Table 1 shows the classification of cephalosporins. The
introduction of "third generation" cephalosporins
has resulted in several resistances that have compromised
their clinical use.
What are ESBLs?
Some members of
Enterobacteriacae (commonly, E.coli and Klebsiella
pneumoniae) have TEM and SHV beta-lactamases conferring
resistance to various antibiotics. A point mutation which
alters the configuration around the active site of the TEM
and SHV type enzymes has led to b-lactamases that are now
known as "Extended Spectrum b-Lactamases" (ESBLs).
ESBLs can hydrolyze cefotaxime, ceftazidime, aztreonam and
other expanded spectrum cephalosporins to varying degrees.
Ceftazadime and aztreonam
are affected the most, while cephamycins (cefoxitin and
cefotetan) are hydrolyzed to a lesser extent. ESBLs do not
hydrolyze imipenem. Genes for ESBL are distributed on large
plasmids, which confer multiple drug resistance (e.g.

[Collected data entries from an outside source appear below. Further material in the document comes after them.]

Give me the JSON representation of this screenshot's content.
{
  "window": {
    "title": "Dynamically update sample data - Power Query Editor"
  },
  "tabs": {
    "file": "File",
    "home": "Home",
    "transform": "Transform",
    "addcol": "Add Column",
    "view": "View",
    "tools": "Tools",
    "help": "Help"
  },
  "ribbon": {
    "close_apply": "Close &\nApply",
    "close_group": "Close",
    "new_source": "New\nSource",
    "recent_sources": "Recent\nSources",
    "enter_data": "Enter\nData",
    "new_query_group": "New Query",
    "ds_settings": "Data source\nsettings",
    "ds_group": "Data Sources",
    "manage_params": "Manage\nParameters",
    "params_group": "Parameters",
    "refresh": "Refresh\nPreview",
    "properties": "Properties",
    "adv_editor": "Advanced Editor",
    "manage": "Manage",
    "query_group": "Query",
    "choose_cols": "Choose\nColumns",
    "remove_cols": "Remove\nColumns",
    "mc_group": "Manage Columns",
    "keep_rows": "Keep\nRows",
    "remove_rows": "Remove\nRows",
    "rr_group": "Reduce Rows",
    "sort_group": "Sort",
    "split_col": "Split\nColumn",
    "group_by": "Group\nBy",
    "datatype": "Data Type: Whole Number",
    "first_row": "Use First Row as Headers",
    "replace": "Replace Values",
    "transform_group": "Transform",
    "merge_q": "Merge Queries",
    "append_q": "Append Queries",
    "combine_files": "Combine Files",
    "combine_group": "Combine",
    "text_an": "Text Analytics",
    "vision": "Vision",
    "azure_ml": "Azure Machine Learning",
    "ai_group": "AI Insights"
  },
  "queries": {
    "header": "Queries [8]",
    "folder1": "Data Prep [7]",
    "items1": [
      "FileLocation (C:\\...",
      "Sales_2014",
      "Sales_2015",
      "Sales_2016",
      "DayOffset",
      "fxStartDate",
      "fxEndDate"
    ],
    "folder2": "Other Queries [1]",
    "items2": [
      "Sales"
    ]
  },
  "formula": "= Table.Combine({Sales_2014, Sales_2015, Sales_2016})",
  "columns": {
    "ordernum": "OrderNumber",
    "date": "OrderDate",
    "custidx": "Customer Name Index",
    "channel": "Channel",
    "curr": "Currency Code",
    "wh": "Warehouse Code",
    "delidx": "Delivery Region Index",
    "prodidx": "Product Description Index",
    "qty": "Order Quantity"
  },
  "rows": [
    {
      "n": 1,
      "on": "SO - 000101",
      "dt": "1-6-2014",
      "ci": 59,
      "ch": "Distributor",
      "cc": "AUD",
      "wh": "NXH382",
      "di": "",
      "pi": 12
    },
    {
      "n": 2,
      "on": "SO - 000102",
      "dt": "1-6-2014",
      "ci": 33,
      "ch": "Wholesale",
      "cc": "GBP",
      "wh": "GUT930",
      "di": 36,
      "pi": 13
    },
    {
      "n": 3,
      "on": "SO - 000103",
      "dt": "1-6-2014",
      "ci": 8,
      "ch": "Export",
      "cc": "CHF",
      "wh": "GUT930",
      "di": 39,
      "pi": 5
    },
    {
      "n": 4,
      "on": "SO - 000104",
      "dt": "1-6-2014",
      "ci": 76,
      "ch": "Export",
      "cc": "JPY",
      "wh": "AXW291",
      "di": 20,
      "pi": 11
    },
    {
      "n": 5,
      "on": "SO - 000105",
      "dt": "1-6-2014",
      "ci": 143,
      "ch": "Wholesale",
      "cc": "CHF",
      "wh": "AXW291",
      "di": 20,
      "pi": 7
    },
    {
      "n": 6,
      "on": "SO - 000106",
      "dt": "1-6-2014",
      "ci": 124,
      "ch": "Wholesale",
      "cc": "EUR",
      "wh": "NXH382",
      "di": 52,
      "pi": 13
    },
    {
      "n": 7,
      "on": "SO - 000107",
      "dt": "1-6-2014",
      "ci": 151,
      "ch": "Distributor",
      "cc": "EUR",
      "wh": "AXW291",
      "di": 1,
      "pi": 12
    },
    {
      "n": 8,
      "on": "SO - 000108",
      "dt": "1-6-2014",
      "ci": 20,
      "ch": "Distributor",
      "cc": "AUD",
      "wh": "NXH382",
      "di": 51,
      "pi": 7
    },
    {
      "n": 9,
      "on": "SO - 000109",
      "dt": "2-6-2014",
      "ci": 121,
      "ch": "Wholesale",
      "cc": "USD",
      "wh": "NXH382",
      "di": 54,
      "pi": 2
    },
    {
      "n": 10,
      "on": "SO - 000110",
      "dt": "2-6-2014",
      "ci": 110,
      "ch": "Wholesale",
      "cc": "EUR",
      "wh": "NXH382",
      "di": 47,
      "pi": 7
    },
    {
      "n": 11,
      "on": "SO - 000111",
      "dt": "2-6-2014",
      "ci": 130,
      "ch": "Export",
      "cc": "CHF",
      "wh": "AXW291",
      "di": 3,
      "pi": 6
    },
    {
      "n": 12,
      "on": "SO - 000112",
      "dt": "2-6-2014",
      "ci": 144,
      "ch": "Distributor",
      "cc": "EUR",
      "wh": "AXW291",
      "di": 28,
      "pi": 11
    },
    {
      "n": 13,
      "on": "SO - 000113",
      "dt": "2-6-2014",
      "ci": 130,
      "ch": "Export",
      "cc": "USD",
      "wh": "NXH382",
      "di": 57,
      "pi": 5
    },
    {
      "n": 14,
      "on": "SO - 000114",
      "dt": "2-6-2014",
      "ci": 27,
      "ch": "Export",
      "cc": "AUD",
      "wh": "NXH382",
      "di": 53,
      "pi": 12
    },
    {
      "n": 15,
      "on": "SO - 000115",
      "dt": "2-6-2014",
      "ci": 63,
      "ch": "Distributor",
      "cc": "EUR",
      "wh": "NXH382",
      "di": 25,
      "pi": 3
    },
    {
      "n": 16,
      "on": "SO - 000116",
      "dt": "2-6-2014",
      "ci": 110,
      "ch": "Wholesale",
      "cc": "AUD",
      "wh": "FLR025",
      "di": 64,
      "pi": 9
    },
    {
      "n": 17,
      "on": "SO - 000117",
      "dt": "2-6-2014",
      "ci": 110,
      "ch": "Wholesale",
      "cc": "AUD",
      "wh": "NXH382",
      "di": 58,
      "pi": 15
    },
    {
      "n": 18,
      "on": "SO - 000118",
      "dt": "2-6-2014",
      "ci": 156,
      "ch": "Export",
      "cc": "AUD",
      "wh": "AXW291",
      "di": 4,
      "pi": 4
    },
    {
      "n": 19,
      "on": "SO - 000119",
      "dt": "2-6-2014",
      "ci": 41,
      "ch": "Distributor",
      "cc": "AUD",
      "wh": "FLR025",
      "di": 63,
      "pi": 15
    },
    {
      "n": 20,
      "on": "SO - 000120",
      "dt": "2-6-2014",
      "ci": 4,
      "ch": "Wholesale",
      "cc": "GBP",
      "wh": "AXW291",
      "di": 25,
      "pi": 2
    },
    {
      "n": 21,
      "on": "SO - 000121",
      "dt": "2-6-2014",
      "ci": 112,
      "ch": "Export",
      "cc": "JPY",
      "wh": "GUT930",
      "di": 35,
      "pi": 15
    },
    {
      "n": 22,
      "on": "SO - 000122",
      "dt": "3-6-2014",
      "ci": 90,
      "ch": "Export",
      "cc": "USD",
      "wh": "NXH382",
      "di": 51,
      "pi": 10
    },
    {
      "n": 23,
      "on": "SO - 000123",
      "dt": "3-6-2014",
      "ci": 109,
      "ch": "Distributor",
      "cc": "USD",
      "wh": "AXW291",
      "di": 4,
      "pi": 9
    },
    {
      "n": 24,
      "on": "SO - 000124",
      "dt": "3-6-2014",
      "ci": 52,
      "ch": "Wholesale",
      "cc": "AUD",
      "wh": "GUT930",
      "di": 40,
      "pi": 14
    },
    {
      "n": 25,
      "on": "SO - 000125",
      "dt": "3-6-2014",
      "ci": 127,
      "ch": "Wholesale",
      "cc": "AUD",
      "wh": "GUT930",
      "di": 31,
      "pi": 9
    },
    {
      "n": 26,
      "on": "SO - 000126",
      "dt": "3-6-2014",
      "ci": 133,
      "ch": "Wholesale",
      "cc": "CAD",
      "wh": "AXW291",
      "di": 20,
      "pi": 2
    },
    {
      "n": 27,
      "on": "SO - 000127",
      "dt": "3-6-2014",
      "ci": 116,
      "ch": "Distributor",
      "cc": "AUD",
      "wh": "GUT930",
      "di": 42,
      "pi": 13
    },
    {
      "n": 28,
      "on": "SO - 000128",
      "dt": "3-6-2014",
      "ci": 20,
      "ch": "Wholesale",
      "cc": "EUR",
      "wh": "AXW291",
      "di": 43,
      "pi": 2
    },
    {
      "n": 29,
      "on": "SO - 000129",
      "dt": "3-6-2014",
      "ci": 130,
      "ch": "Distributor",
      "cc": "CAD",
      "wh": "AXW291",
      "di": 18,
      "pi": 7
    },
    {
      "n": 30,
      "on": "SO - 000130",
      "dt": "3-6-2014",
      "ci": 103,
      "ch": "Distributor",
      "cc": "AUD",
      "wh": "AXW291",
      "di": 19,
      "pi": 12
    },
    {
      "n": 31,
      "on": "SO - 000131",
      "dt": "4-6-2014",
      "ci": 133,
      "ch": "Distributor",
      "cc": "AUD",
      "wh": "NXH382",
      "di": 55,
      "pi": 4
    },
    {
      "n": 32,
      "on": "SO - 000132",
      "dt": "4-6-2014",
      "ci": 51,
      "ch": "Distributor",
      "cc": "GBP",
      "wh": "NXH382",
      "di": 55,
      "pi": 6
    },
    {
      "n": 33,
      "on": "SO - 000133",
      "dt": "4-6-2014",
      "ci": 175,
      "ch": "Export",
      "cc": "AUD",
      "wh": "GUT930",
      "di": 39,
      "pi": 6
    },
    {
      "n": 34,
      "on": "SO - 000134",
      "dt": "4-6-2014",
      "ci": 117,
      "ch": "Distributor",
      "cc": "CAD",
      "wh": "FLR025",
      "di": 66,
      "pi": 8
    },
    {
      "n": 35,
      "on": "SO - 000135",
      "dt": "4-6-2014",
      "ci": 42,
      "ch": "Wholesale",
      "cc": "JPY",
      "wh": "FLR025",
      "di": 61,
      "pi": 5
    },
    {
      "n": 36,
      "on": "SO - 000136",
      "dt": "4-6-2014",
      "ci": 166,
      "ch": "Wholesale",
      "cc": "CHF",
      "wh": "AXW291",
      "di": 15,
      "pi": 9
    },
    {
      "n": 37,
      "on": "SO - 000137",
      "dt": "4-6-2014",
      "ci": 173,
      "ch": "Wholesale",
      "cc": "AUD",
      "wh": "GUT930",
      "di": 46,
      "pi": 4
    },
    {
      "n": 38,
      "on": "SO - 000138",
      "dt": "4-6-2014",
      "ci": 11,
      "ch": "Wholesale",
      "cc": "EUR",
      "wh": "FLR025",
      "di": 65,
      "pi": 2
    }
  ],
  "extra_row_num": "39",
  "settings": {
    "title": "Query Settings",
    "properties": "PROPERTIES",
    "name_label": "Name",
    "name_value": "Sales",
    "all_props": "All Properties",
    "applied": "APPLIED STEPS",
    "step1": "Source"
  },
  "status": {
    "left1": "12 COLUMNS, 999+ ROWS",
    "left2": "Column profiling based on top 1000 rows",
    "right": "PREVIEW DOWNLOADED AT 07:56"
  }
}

aminoglycosides, tetracyclines, chloroamphenicol,
trimethoprim). They are inhibited by the beta-lactamase
inhibitors such as clavulanic acid, sulbactam, and
tazobactam. In vitro, the organisms with ESBL may appear to
be resistant to third generation cephalosporin and
susceptible to second-generation cephalosporins. ESBLs are
most commonly seen in E.coli and K.pneumoniae
but also have been described in other Enterobacteriacae as
the resistant plasmid can be readily transferred among
Enterobacteriacae.
Extent of the Problem
The first Klebsiella
isolate with plasmid mediated resistance to broad-spectrum
cephalosporins was reported in the Federal Republic of
Germany in 1983. Since then this has been a growing problem
all over the world. In the United States, the frequency of
resistance to ceftazadime has increased from 1.5% (1987 to
1990) to 3.6% (1990 to1991) as reported by the National
Nosocomial Infections Surveillance system. A surveillance
trial involving 102 medical centers in the United States
detected 10.3% and 23.8% ceftazadime resistant E.coli
and K.pneumoniae respectively. Hospital outbreaks of
ESBL have been reported from the United States and other
countries. The gastrointestinal tract of patients is the
probable reservoir for these organisms.
Detection of ESBLs
The problem of resistance
mediated by ESBLs has been compounded by the lack of
detection methods of ESBL. One approach had been the
disk-approximation method. This method works by the
placement of cefuroxime and/or ceftazadime disks close (20
or 30 mm) to an amoxicillin-clavulanic disk on a plate
inoculated with the test organism. Enhancement of the zone
of inhibition or a so-called ghost zone between either of
the cephalosporins disks and clavulanate containing disk
indicates the presence of an ESBL. A modified
three-dimensional susceptibility test method has also been
used to recognize ESBLs. This method has reported a
sensitivity of 95% for ESBL detection compared to disk
approximation test, which has a sensitivity of 79%.
The newest approach has
been to use commercially available products of ESBL
detection. The Vitek (bioMereiux Vitek, Hazelwood, Mo.) ESBL
test and an ESBL screening Etest (AB Biodisk, Solna, Sweden)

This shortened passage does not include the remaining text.